Option 1: Streamlit Interface

python run.py

Then open your browser to local url http://localhost:8501

Streamlit interface showing ChatPDFx StreamLit App

Option 2: Jupyter Notebook

jupyter notebook

Open updated_rag_notebook.ipynb to experiment with the code

💡 Usage Tips

Upload PDF: Use the file uploader in the Streamlit interface or try the sample PDF
Select Model: Choose from your locally available Ollama models
Ask Questions: Start chatting with your PDF through the chat interface
Adjust Display: Use the zoom slider to adjust PDF visibility
Clean Up: Use the "Delete Collection" button when switching documents

🛠️ Troubleshooting

Ensure Ollama is running in the background
Check that required models are downloaded
Verify Python environment is activated
For Windows users, ensure WSL2 is properly configured if using Ollama

⚠️ Common Errors

🟡 ONNX DLL Error

DLL load failed while importing onnx_copy2py_export: a dynamic link Library (DLL) initialization routine failed.

Try these solutions:

Install Microsoft Visual C++ Redistributable:
- Download and install both x64 and x86 versions from Microsoft's official website
- Restart your computer after installation

If the error persists, try installing ONNX Runtime manually:

pip uninstall onnxruntime onnxruntime-gpu
pip install onnxruntime

CPU-Only Systems

If you're running on a CPU-only system:

Ensure you have the CPU version of ONNX Runtime:

pip uninstall onnxruntime-gpu  # Remove GPU version if installed
pip install onnxruntime  # Install CPU-only version

You may need to modify the chunk size in the code to prevent memory issues:
- Reduce chunk_size to 500-1000 if you experience memory problems
- Increase chunk_overlap for better context preservation

Note: The application will run slower on CPU-only systems, but it will still work effectively.

🟡 TesseractNotFoundError

TesseractNotFoundError: tesseract is not installed or it's not in your PATH. See README file for more information.

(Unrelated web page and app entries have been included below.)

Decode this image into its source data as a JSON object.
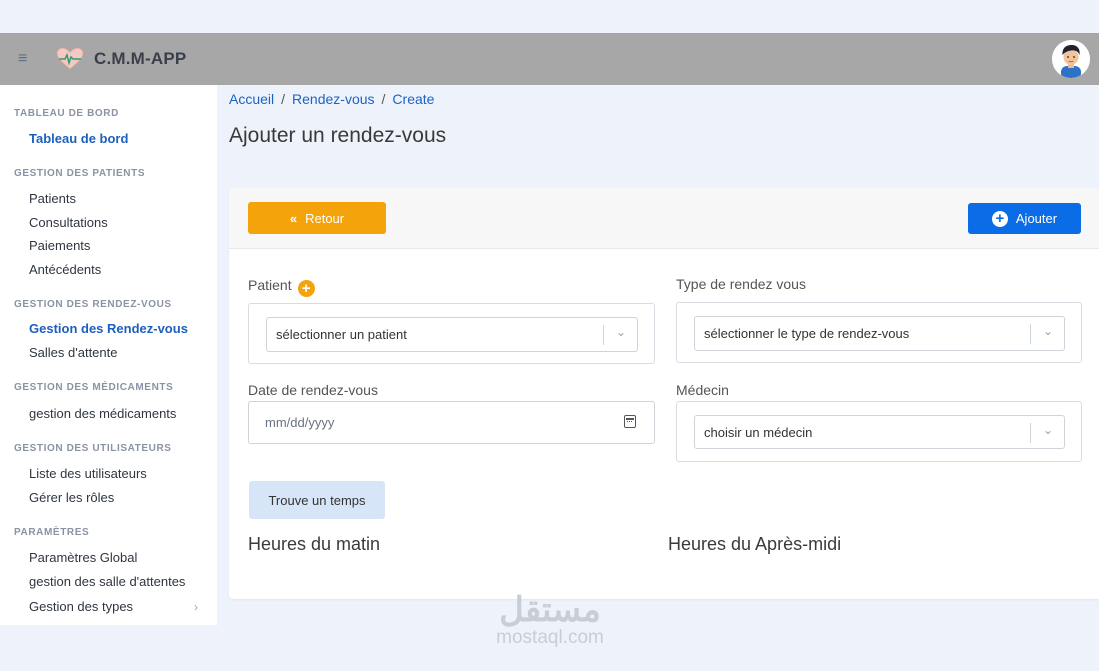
{
  "app": {
    "brand": "C.M.M-APP"
  },
  "breadcrumb": {
    "home": "Accueil",
    "section": "Rendez-vous",
    "current": "Create",
    "separator": "/"
  },
  "page": {
    "title": "Ajouter un rendez-vous"
  },
  "sidebar": {
    "sections": [
      {
        "title": "TABLEAU DE BORD",
        "items": [
          "Tableau de bord"
        ]
      },
      {
        "title": "GESTION DES PATIENTS",
        "items": [
          "Patients",
          "Consultations",
          "Paiements",
          "Antécédents"
        ]
      },
      {
        "title": "GESTION DES RENDEZ-VOUS",
        "items": [
          "Gestion des Rendez-vous",
          "Salles d'attente"
        ]
      },
      {
        "title": "GESTION DES MÉDICAMENTS",
        "items": [
          "gestion des médicaments"
        ]
      },
      {
        "title": "GESTION DES UTILISATEURS",
        "items": [
          "Liste des utilisateurs",
          "Gérer les rôles"
        ]
      },
      {
        "title": "PARAMÈTRES",
        "items": [
          "Paramètres Global",
          "gestion des salle d'attentes",
          "Gestion des types"
        ]
      }
    ],
    "active_items": [
      "Tableau de bord",
      "Gestion des Rendez-vous"
    ]
  },
  "actions": {
    "back_label": "Retour",
    "add_label": "Ajouter"
  },
  "form": {
    "patient_label": "Patient",
    "patient_placeholder": "sélectionner un patient",
    "type_label": "Type de rendez vous",
    "type_placeholder": "sélectionner le type de rendez-vous",
    "date_label": "Date de rendez-vous",
    "date_placeholder": "mm/dd/yyyy",
    "doctor_label": "Médecin",
    "doctor_placeholder": "choisir un médecin",
    "find_time_label": "Trouve un temps"
  },
  "schedule": {
    "morning_title": "Heures du matin",
    "afternoon_title": "Heures du Après-midi"
  },
  "watermark": {
    "arabic": "مستقل",
    "latin": "mostaql.com"
  },
  "colors": {
    "primary": "#0b6ce8",
    "warning": "#f5a30b",
    "navbar": "#a7a7a7",
    "active_link": "#1d5fbf"
  }
}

Try this solution from stackoverflow:

Install tesseract using windows installer available at: https://github.com/UB-Mannheim/tesseract/wiki
Note the tesseract path from the installation C:\Program Files\Tesseract-OCR add it to system environmental variables path.
- Restart the system to adapt the variable effect
- Activate the myenv and run the app again.
pip install pytesseract [OPTIONAL]

Set the tesseract path in the script before calling image_to_string [OPTIONAL]

pytesseract.pytesseract.tesseract_cmd = r'C:\Users\USER\AppData\Local\Tesseract-OCR\tesseract.exe'

🟡 Lookup Error with NLTK

Lookup error ... nltk.download('averaged_perceptron_tagger_eng') is not found

Add the following to main.py and run again

import nltk
nltk.download('averaged_perceptron_tagger_eng')

🧪 Testing

Running Tests

# Run all tests
python -m unittest discover tests

# Run tests verbosely
python -m unittest discover tests -v

Pre-commit Hooks

The project uses pre-commit hooks to ensure code quality. To set up:

pip install pre-commit
pre-commit install

This will:

Run tests before each commit
Run linting checks
Ensure code quality standards are met

Continuous Integration

The project uses GitHub Actions for CI. On every push and pull request:

Tests are run on multiple Python versions (3.9, 3.10, 3.11)
Dependencies are installed
Ollama models are pulled
Test results are uploaded as artifacts

🤝 Contributing

Feel free to:

Open issues for bugs or suggestions
Submit pull requests
Comment on the YouTube video for questions
Star the repository if you find it useful!

📝 License

This project is open source and available under the MIT License.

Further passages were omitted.